The spotlight section of the fair dedicated to rare solo presentations by twentieth century artists is curated by Toby Kamps and always has some hidden gems.

Jaime Davidovich at Henrique Faria Fine Art ( Spotlight)

Born in 1936 at Buenos Aires, Argentina, Davidovich began his career as a painter but shifted his practice to performance and video. His investigation in space led him to work with tape as an artistic material. The collage ‘Art on Tape/Tapes as Art” (1974) depicts a column of three vintage TV sets whose screens have been partially covered with bright green tape, drawing attention to the communicative properties of paper and television and their evolution with advancing technologies. With the omnipresence of the screens in human lives today, this presentation re-orients our focus from the “digital, virtual and referential to the tangible, material and traceable”.

Ursula Schulz-Dornburg at Gallery Luisotti (Spotlight)

This was a solo exhibition by the Dussoldorf-based photgrpaher after ten years in New York.

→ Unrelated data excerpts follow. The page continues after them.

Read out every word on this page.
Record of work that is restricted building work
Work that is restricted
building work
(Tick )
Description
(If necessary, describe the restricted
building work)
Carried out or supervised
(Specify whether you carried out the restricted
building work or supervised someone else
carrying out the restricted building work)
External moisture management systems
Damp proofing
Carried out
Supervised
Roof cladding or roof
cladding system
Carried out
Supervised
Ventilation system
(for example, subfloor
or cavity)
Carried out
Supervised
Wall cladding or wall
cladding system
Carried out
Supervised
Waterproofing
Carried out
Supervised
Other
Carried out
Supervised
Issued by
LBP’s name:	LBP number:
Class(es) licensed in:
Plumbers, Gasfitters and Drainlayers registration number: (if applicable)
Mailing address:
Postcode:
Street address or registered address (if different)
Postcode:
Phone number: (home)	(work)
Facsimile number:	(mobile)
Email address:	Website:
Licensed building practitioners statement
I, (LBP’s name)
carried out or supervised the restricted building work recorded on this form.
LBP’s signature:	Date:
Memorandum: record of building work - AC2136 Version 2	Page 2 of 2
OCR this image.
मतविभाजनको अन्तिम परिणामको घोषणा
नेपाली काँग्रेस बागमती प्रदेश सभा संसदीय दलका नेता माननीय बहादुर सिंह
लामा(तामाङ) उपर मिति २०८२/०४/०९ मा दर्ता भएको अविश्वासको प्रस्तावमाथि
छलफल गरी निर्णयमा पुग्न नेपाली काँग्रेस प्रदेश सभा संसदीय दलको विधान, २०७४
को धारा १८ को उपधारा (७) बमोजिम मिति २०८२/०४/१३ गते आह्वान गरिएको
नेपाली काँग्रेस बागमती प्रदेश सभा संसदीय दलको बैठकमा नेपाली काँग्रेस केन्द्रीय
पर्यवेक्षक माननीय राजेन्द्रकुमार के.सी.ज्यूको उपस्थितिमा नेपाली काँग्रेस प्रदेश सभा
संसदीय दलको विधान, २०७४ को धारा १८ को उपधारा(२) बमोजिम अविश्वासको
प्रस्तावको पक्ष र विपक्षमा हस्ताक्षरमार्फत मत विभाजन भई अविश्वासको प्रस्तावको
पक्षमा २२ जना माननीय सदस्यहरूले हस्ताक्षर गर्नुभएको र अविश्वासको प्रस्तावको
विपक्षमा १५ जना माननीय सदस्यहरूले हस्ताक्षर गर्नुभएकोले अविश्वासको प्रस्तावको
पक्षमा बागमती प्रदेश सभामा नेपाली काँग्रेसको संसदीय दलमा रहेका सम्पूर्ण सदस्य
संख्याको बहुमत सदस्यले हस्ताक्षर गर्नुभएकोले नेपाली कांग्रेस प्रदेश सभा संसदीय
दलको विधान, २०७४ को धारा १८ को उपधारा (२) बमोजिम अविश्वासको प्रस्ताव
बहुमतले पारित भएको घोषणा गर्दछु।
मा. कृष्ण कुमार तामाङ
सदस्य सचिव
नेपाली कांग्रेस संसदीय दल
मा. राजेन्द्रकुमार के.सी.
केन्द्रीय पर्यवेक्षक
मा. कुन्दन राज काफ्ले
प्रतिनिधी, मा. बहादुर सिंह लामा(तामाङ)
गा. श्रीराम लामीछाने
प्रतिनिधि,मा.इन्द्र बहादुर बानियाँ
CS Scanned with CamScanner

The booth presentation included vintage silver gelatin prints from the series “Bustops” shot in Armenia between 1997-2011. The images are typological studies which capture both the structural simplicity as well as the modernist decorative elements and continue to be functional spaces where people still wait for their bus.

Simryn Gill at Jhaveri Contemporary

There were four galleries from India this time with strong presentations. A personal favorite was a series cibachromes by Simyrn Gill who lives and works  between Australia and Malaysia. Channel (2014) is a series of 29 mostly colour photographs of plastic and cloth debris caught in the roots of coastal trees becoming visible only when the tide ebbs out. These also represent a set of formal decisions made by the artist about how to work with the last rolls of a photographic paper that uniquely captures depths of colour, but is not made any more.